Pharmacodynamic and pharmacokinetic aspects pertinent to the potential clinical application of unbound quinidine levels were studied. Following heparin administration during electrophysiologic testing in 10 patients receiving quinidine, there were significant increases in the mean (+/- SD) right ventricular effective refractory period (266 +/- 24 versus 279 +/- 23; p less than 0.025), free fatty acid concentration (515 +/- 213 versus 1071 +/- 359 mmol/L; p less than 0.001), and unbound quinidine concentration (0.3 +/- 0.1 to 0.6 +/- 0.1 microgram/ml; p less than 0.001) but no changes in heart rate, corrected QT interval, or total plasma quinidine concentration.
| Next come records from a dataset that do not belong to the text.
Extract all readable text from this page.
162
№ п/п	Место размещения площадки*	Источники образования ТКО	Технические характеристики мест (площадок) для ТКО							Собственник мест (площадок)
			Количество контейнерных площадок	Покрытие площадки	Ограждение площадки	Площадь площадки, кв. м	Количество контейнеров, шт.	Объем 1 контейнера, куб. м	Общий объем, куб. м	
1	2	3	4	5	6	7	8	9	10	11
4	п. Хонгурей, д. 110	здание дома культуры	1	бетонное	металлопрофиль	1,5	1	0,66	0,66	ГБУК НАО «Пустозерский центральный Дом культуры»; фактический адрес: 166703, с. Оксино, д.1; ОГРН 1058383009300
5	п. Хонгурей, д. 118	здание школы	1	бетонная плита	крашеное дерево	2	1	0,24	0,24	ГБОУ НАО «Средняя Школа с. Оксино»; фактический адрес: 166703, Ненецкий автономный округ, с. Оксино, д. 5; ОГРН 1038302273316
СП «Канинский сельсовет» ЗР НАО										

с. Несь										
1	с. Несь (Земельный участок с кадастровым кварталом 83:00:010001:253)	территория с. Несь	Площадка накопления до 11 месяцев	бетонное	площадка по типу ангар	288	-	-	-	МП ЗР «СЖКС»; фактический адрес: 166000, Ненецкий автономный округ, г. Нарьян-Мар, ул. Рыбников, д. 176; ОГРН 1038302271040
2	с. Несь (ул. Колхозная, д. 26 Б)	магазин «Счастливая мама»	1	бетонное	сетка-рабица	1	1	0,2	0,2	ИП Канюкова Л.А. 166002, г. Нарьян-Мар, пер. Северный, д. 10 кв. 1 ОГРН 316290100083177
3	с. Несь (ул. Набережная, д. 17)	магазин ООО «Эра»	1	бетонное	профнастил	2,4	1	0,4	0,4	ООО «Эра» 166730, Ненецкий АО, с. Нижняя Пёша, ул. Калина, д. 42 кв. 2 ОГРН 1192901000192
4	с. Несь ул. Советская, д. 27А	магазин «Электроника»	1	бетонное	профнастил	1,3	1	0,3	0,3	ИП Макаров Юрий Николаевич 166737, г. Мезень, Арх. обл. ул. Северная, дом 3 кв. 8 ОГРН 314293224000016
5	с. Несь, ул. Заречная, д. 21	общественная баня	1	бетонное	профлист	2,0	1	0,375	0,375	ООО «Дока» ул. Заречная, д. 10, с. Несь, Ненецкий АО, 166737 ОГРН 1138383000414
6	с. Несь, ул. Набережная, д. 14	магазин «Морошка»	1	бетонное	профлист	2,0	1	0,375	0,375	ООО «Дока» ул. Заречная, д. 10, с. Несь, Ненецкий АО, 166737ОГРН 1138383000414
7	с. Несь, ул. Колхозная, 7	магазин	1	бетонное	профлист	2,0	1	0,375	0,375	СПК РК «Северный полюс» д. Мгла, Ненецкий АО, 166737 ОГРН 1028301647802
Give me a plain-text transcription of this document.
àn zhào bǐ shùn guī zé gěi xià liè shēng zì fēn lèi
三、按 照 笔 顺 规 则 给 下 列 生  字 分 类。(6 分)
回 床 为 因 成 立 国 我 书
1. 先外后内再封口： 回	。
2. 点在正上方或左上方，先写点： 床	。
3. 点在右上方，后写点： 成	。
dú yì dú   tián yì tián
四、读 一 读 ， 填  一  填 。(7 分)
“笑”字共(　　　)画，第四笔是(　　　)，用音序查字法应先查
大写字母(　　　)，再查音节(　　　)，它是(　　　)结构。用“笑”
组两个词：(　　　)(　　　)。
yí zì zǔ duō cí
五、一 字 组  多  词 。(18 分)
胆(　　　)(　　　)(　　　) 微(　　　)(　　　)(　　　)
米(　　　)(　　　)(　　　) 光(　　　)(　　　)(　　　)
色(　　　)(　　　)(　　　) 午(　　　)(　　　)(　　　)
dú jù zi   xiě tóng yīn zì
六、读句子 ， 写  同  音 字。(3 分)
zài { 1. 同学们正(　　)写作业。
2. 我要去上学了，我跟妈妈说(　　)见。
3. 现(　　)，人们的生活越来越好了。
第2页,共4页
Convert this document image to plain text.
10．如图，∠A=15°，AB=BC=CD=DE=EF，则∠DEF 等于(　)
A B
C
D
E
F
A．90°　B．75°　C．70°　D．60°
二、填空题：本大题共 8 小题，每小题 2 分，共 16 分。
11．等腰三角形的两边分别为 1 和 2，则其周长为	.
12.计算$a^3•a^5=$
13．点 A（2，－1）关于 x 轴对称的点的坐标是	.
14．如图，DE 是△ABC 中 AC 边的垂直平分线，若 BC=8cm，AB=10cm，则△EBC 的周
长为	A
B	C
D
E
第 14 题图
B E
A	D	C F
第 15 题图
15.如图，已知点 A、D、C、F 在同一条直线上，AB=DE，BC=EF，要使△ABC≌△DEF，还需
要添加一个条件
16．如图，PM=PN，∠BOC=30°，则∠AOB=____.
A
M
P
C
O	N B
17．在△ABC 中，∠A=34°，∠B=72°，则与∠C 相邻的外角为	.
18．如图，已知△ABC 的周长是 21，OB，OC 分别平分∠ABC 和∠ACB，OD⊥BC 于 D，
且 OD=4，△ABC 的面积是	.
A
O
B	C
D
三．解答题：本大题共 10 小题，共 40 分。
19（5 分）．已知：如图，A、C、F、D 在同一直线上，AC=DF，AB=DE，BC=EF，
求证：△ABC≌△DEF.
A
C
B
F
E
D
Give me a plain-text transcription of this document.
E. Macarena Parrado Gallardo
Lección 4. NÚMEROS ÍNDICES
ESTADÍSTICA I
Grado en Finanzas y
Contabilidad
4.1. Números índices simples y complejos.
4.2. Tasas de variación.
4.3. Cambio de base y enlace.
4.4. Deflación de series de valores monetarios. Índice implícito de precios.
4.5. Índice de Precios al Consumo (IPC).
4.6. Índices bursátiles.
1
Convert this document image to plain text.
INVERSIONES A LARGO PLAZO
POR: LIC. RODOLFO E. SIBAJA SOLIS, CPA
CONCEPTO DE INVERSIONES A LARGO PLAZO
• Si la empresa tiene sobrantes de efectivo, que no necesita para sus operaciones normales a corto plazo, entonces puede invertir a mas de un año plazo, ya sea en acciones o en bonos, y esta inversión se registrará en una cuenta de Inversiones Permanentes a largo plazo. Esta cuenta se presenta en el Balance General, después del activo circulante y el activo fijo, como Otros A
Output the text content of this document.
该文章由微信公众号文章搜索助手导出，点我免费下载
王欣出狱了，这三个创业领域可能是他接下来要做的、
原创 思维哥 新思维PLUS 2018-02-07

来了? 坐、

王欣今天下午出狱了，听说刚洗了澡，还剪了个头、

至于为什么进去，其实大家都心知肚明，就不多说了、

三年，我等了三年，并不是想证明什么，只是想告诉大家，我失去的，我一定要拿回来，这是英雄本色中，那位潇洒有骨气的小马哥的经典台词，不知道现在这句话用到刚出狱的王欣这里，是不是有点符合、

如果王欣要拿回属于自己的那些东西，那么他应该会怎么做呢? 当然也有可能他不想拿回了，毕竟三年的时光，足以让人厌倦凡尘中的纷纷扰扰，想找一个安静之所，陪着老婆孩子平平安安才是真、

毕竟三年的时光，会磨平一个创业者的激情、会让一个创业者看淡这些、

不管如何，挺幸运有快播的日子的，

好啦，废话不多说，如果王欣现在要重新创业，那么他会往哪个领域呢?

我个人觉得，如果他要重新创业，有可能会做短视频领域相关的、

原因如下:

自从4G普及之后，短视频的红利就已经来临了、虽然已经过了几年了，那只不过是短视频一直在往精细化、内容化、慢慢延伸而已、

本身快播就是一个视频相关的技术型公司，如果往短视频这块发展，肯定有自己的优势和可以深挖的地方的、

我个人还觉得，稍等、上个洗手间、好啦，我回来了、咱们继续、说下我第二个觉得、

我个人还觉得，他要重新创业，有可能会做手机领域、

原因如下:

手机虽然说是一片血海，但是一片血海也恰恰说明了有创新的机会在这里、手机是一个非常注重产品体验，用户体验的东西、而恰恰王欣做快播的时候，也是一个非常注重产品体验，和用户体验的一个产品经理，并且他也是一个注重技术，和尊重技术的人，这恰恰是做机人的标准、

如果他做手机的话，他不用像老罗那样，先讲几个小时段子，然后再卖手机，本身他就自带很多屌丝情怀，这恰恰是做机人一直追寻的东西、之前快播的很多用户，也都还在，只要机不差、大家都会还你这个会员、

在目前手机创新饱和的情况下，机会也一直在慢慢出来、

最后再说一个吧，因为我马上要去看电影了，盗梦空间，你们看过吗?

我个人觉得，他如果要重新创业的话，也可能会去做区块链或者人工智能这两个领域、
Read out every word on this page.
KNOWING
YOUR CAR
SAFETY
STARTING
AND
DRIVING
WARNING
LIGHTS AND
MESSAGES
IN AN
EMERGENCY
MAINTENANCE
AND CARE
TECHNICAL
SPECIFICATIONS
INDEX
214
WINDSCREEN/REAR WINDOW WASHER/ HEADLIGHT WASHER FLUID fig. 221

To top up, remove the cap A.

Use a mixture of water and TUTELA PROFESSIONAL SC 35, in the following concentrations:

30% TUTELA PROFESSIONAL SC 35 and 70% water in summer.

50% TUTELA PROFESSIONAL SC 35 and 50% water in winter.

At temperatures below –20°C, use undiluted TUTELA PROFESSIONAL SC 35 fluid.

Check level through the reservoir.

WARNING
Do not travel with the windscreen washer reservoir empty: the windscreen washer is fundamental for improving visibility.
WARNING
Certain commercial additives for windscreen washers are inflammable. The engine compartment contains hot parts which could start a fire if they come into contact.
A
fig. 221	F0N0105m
Ten control patients showed no change in the right ventricular effective refractory period following heparin administration. These findings were consistent with a heparin-induced increase in unbound drug concentration and activity that was limited to the vascular compartment. Eleven patients studied on day 3 (+/- 1) and day 10 (+/- 3) during an acute myocardial infarction showed a significant decrease in unbound quinidine fraction (12 +/- 4% versus 9 +/- 4%; p less than 0.02) accompanied by a decrease, rather than the predicted increase, in half-life (7.1 +/- 2.7 versus 6.3 +/- 2.1 hours; p less than 0.02). Volumes of distribution remained stable while the mean quinidine clearance tended to increase. Half-life correlated with albumin changes (r = -0.71; p less than 0.02). Apparently, improvement in clinical status (assumed) and drug clearance (measured) negated the direct effects of the decrease in unbound quinidine fraction. Although unbound drug concentrations should correlate best with drug dynamic and kinetic information, full knowledge of the clinical context of such measurements is needed for appropriate interpretation.

摘要

研究了与未结合奎尼丁水平潜在临床应用相关的药效学和药代动力学方面。在10例接受奎尼丁治疗的患者进行电生理测试期间给予肝素后,平均(±标准差)右心室有效不应期显著增加(266±24对279±23;p<0.025),游离脂肪酸浓度(515±213对1071±359 mmol/L;p<0.001),以及未结合奎尼丁浓度(0.3±0.1至0.6±0.1微克/毫升;p<0.001),但心率、校正QT间期或血浆总奎尼丁浓度无变化。10例对照患者在给予肝素后右心室有效不应期无变化。这些发现与肝素诱导的未结合药物浓度和活性增加一致,且仅限于血管腔室。11例在急性心肌梗死第3天(±1)和第10天(±3)进行研究的患者显示未结合奎尼丁分数显著降低(12±4%对9±4%;p<0.02),同时半衰期降低,而非预期的增加(7.1±2.7对6.3±2.1小时;p<0.02)。分布容积保持稳定,而平均奎尼丁清除率趋于增加。半衰期与白蛋白变化相关(r=-0.71;p<0.02)。显然,临床状况(假定)和药物清除率(测量)的改善抵消了未结合奎尼丁分数降低的直接影响。虽然未结合药物浓度应与药效学和药代动力学信息最佳相关,但为了进行适当的解释,需要充分了解此类测量的临床背景。